Le visioni cambiavano al ritmo della musica, la
comunicazione avveniva attraverso ritmi e melodie, gli occhi dello sciamano
erano uguali a quelli di un’enorme ape ronzante, in un sogno da bambino, quella
stessa ape era immobile in un angolo di una stanza.

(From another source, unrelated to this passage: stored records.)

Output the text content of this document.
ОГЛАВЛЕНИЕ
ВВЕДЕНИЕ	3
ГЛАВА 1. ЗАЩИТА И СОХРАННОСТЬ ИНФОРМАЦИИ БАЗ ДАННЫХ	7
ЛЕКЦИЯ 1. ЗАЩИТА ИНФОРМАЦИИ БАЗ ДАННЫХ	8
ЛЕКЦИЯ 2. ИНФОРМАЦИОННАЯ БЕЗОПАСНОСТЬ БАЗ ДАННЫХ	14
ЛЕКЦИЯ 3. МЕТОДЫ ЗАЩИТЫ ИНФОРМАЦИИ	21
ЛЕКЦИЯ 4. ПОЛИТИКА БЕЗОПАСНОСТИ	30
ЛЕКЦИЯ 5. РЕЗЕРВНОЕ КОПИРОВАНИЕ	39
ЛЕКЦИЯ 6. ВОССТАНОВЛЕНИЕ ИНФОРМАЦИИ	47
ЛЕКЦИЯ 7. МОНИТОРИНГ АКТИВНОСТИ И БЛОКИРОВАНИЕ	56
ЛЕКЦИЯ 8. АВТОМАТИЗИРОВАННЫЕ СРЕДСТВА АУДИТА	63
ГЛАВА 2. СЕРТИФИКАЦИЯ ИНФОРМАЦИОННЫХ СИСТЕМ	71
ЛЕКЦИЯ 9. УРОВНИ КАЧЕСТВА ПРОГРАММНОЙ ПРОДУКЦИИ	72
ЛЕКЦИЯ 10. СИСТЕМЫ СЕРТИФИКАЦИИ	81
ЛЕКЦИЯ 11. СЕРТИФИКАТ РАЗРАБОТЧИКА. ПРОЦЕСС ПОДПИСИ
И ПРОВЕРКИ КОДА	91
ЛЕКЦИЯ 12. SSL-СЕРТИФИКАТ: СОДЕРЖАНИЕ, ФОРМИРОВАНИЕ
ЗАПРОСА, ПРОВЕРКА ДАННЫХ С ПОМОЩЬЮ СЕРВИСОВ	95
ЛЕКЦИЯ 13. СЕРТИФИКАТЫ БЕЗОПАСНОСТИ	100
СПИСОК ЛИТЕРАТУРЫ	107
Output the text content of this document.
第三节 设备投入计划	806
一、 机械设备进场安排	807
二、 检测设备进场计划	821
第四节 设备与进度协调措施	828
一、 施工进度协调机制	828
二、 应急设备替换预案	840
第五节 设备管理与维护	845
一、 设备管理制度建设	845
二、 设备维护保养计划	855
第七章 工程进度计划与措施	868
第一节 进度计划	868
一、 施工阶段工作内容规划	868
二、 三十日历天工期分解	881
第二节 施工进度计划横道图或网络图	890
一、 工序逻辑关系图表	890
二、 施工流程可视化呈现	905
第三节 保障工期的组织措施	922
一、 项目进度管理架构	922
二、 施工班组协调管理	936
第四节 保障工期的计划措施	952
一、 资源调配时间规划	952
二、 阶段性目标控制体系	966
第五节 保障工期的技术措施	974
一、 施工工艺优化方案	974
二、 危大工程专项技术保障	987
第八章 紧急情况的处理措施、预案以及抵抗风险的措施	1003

Avevi preso un acido e pensavi che ti avessero amputato
un braccio, un tuo amico ti spingeva ancora di più nelle tue paranoie, ti
saresti vendicato, durante il carnevale, mentre lui tornava terrorizzato,
piangendo, a casa di tua madre, completamente perduto nel delirio interiore, ti
saresti fatto una risata, dall’altra parte del telefono, mentre tua madre ti
chiedeva cosa era successo al tuo amico giapponese, piccolo pezzo di merda
asiatico.
Le inquadrature erano il mio personale modo di sezionare
la realtà, il mio occhio era come un obiettivo fotografico, i primi piani, i
campi lunghi, i dettagli, le forme geometriche, il loro scorrere, mutare e ripetersi,
bisognava trovare le corrispondenze, le associazioni, i rami spogli di un
albero, visti appiattiti contro il cielo bianco e grigio di gennaio, erano
identici alle terminazioni nervose presenti all’interno del nostro corpo.
Lo scorrere delle forme, la luce interiore, lo splendore
degli oggetti.
I cactus nel deserto di Atacama.
Il suono ipnotico di un tamburo.
Occhi di ape che ancora ti scrutano.